IV. APPLICATION OF ARTICLE 41 OF THE CONVENTION
- Article 41 of the Convention provides:
“If the Court finds that there has been a
violation of the Convention or the Protocols thereto, and if the
internal law of the High Contracting Party concerned allows only
partial reparation to be made, the Court shall, if necessary, afford
just satisfaction to the injured party.”
A. Damage
- The
first applicant claimed 40,000 euros (EUR), and the second and third
applicants claimed EUR 30,000 in respect of non-pecuniary damage.
- The
Government submitted that these claims were excessive and
unacceptable.
- The
Court finds that the applicants must have suffered pain and distress
which cannot be compensated solely by the Court’s finding of a
violation. Having regard to the nature of the violations found and
ruling on an equitable basis, it awards the applicants EUR 15,000,
each, in respect of non-pecuniary damage.
B. Costs and expenses
- The
applicants also claimed 21,300 new Turkish liras (YTL), that is
approximately EUR 11,530, in respect of the costs and expenses
incurred before the domestic courts and the Court.
- The
Government contested this amount. They contended that the applicants
failed to provide any receipts in respect of their claims.
- The Court may make an award in respect of costs and
expenses in so far that they were actually and necessarily incurred
and were reasonable as to quantum (see Sawicka v. Poland, no.
37645/97, § 54, 1 October 2002). Making its own estimate based
on the information available, the Court awards the applicants EUR
2,500, jointly, to cover costs and expenses.
C. Default interest
- The
Court considers it appropriate that the default interest should be
based on the marginal lending rate of the European Central Bank, to
which should be added three percentage points.

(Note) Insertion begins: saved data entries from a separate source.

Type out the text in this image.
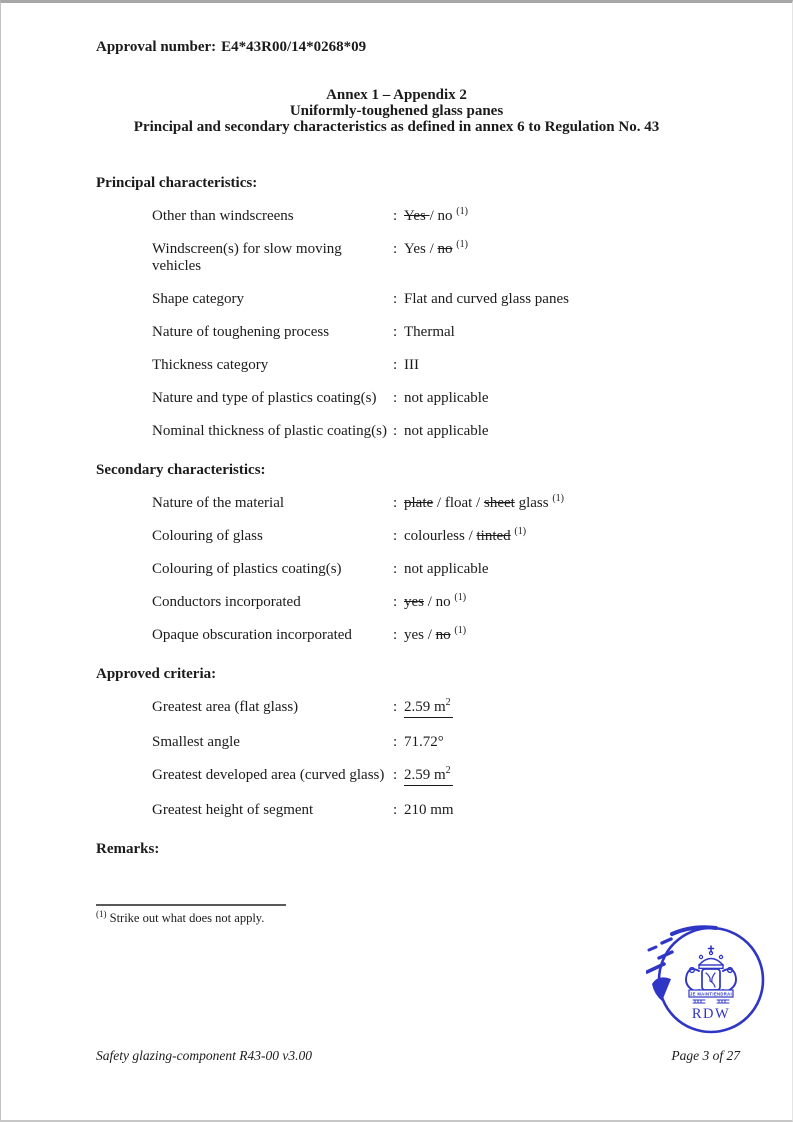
Approval number: E4*43R00/14*0268*09
Annex 1 – Appendix 2
Uniformly-toughened glass panes
Principal and secondary characteristics as defined in annex 6 to Regulation No. 43
Principal characteristics:
Other than windscreens	: Yes / no $^{(1)}$
Windscreen(s) for slow moving vehicles
: Yes / no $^{(1)}$
Shape category	: Flat and curved glass panes
Nature of toughening process	: Thermal
Thickness category	: III
Nature and type of plastics coating(s)	: not applicable
Nominal thickness of plastic coating(s) : not applicable
Secondary characteristics:
Nature of the material	: plate / float / sheet glass $^{(1)}$
Colouring of glass	: colourless / tinted $^{(1)}$
Colouring of plastics coating(s)	: not applicable
Conductors incorporated	: yes / no $^{(1)}$
Opaque obscuration incorporated	: yes / no $^{(1)}$
Approved criteria:
Greatest area (flat glass)	: 2.59 $m^2$
Smallest angle	: 71.72°
Greatest developed area (curved glass) : 2.59 $m^2$
Greatest height of segment	: 210 mm
Remarks:
$^{(1)}$ Strike out what does not apply.
JE MAINTIENDRAI
RDW
Safety glazing-component R43-00 v3.00	Page 3 of 27
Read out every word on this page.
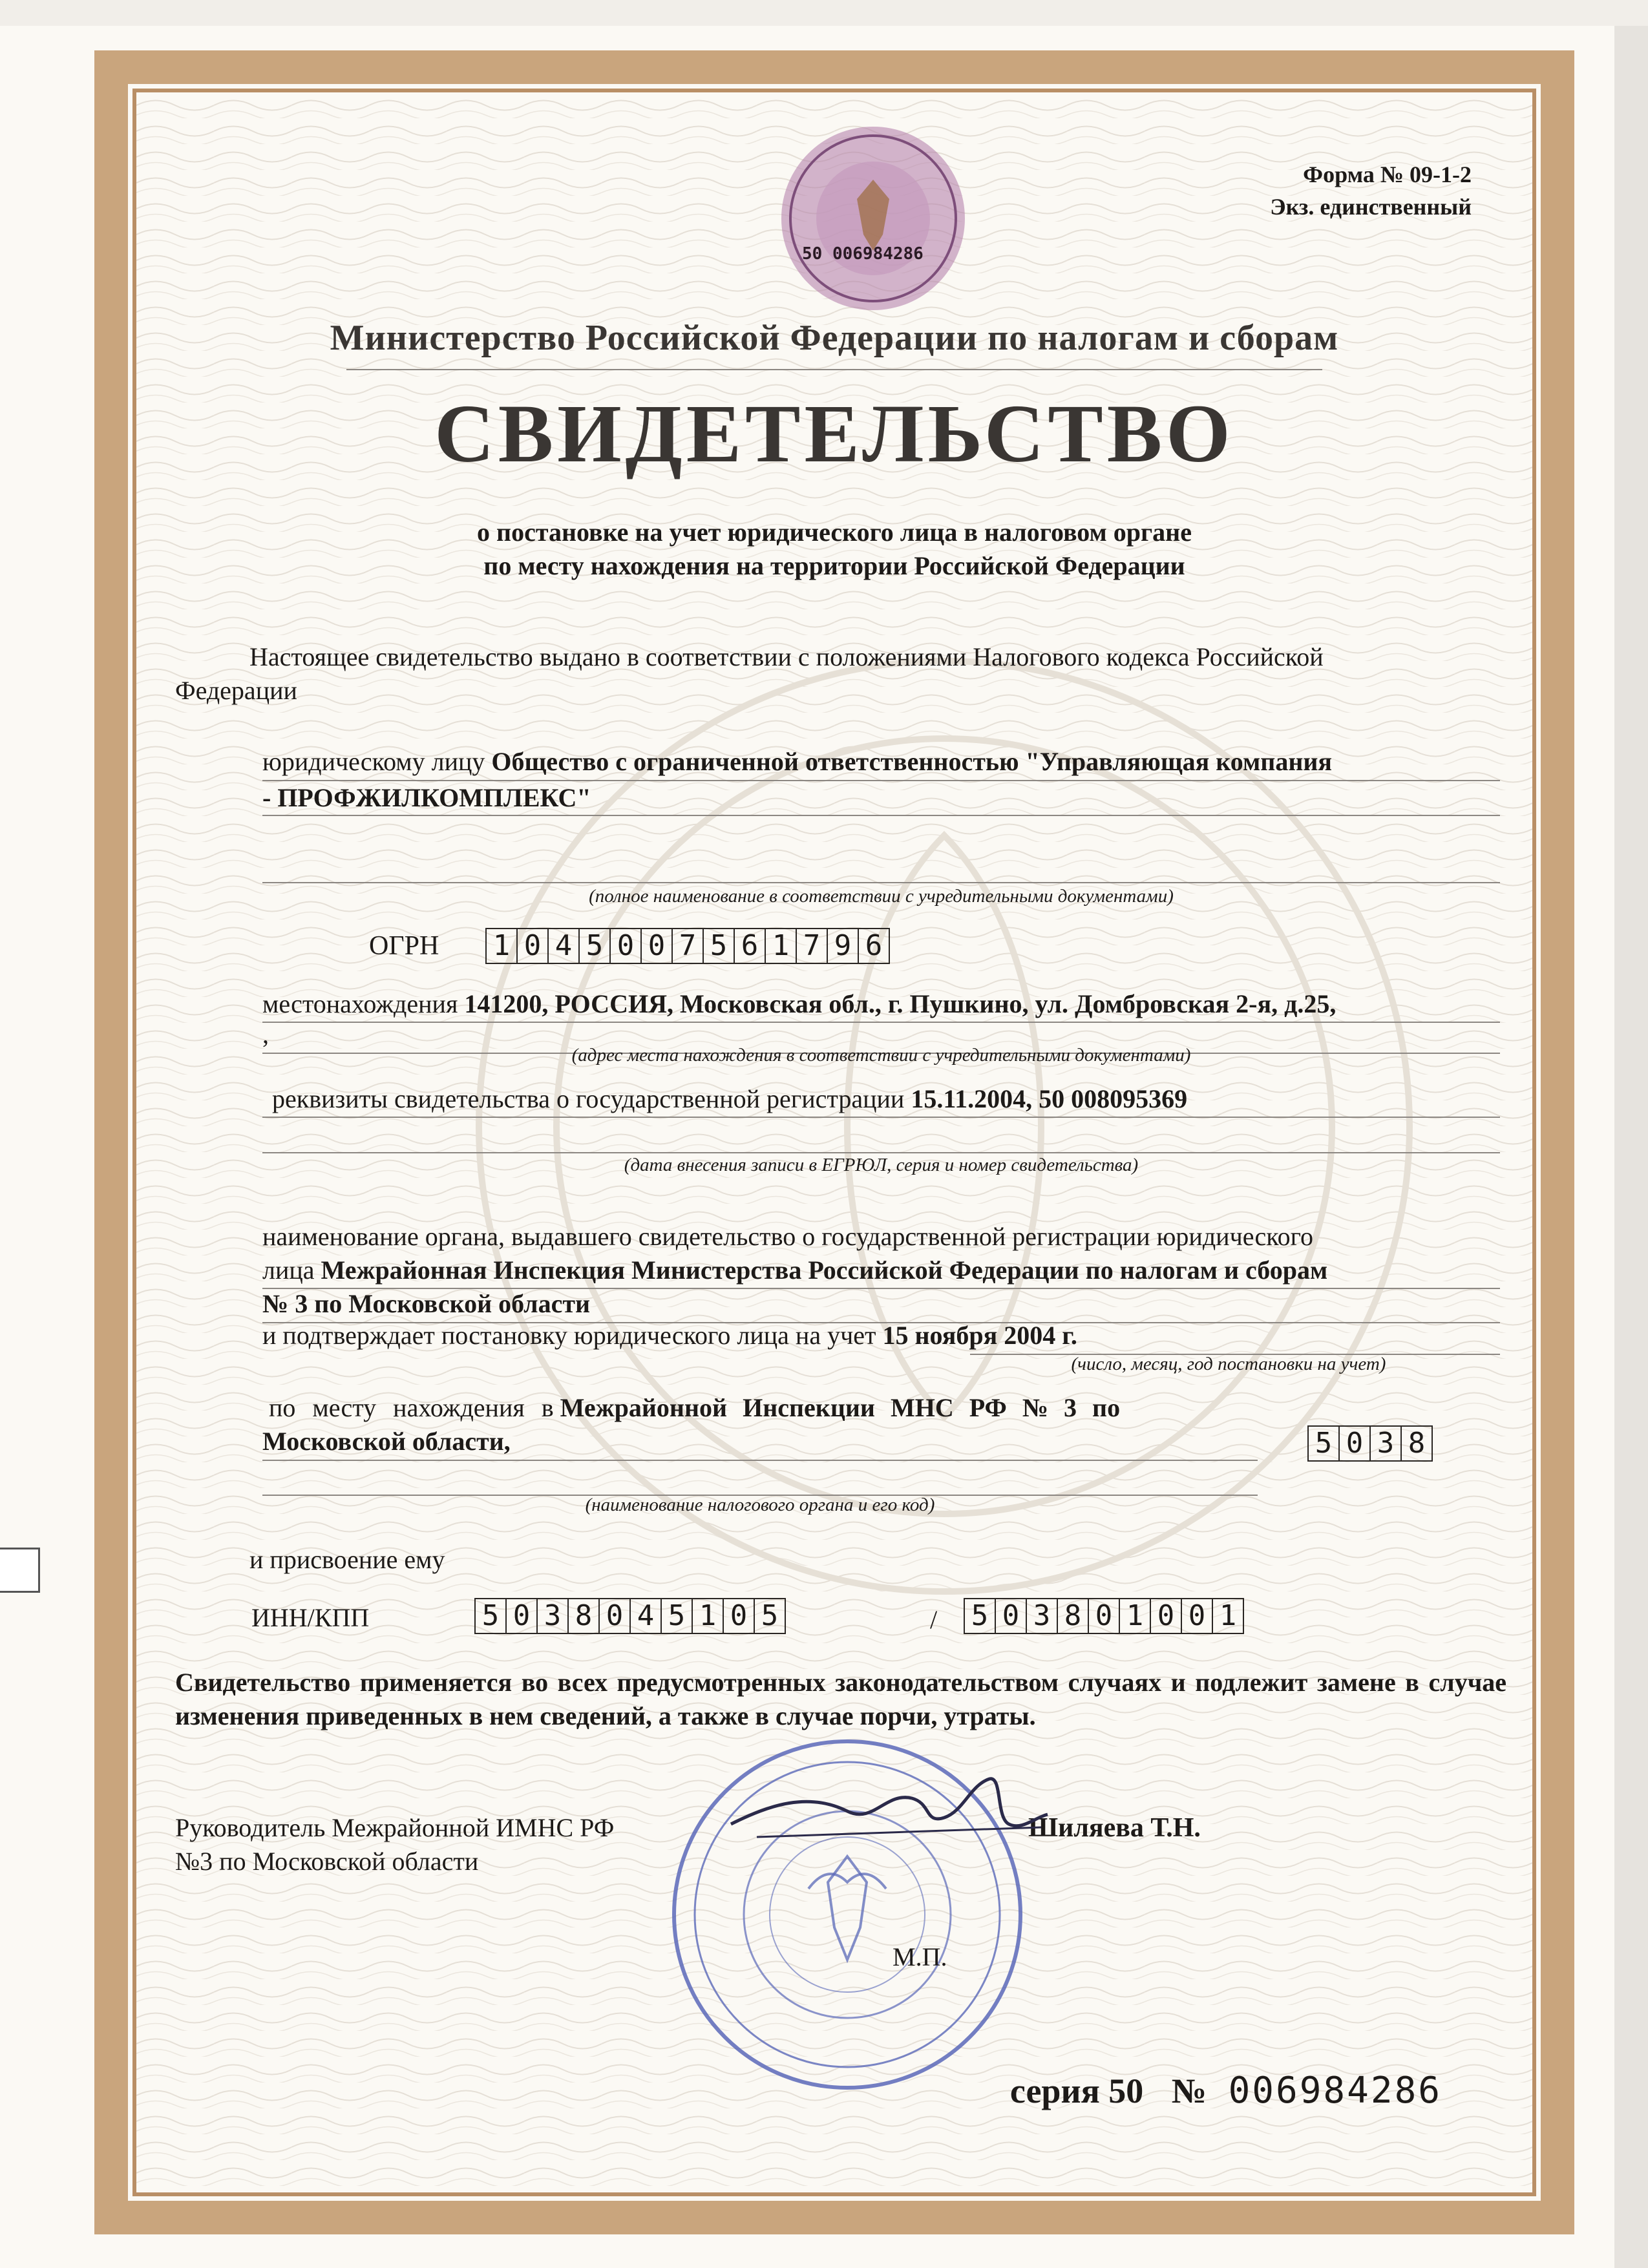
50 006984286
Форма № 09-1-2
Экз. единственный
Министерство Российской Федерации по налогам и сборам
СВИДЕТЕЛЬСТВО
о постановке на учет юридического лица в налоговом органе
по месту нахождения на территории Российской Федерации
Настоящее свидетельство выдано в соответствии с положениями Налогового кодекса Российской
Федерации
юридическому лицу Общество с ограниченной ответственностью "Управляющая компания
- ПРОФЖИЛКОМПЛЕКС"
(полное наименование в соответствии с учредительными документами)
ОГРН 1 0 4 5 0 0 7 5 6 1 7 9 6
местонахождения 141200, РОССИЯ, Московская обл., г. Пушкино, ул. Домбровская 2-я, д.25,
,
(адрес места нахождения в соответствии с учредительными документами)
реквизиты свидетельства о государственной регистрации 15.11.2004, 50 008095369
(дата внесения записи в ЕГРЮЛ, серия и номер свидетельства)
наименование органа, выдавшего свидетельство о государственной регистрации юридического
лица Межрайонная Инспекция Министерства Российской Федерации по налогам и сборам
№ 3 по Московской области
и подтверждает постановку юридического лица на учет 15 ноября 2004 г.
(число, месяц, год постановки на учет)
по месту нахождения в Межрайонной Инспекции МНС РФ № 3 по
Московской области,	5 0 3 8
(наименование налогового органа и его код)
и присвоение ему
ИНН/КПП	5 0 3 8 0 4 5 1 0 5	/ 5 0 3 8 0 1 0 0 1
Свидетельство применяется во всех предусмотренных законодательством случаях и подлежит замене в случае изменения приведенных в нем сведений, а также в случае порчи, утраты.
Руководитель Межрайонной ИМНС РФ
№3 по Московской области
Шиляева Т.Н.
М.П.
серия 50 № 006984286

FOR THESE REASONS, THE COURT UNANIMOUSLY
- Declares the remainder of the application
admissible;
- Holds that there has been a violation of Article
3 of the Convention;
- Holds that there has been a violation of Article
13 of the Convention;
- Holds
(a) that
the respondent State is to pay the applicants, within three months
from the date on which the judgment becomes final in accordance with
Article 44 § 2 of the Convention, the following amounts, to be
converted into new Turkish liras at the rate applicable at the date
of the settlement:
(i) EUR
15,000 (fifteen thousand euros), each, in respect of non-pecuniary
damage;
(ii) EUR
2,500 (two thousand five hundred euros), jointly, in respect of costs
and expenses;
(iii) any
tax that may be chargeable on the above amounts;
(b) that
from the expiry of the above-mentioned three months until settlement
simple interest shall be payable on the above amounts at a rate equal
to the marginal lending rate of the European Central Bank during the
default period plus three percentage points;
- Dismisses the remainder of the applicants’
claim for just satisfaction.
Done in English, and notified in writing on 31 May 2007, pursuant to
Rule 77 §§ 2 and 3 of the Rules of Court.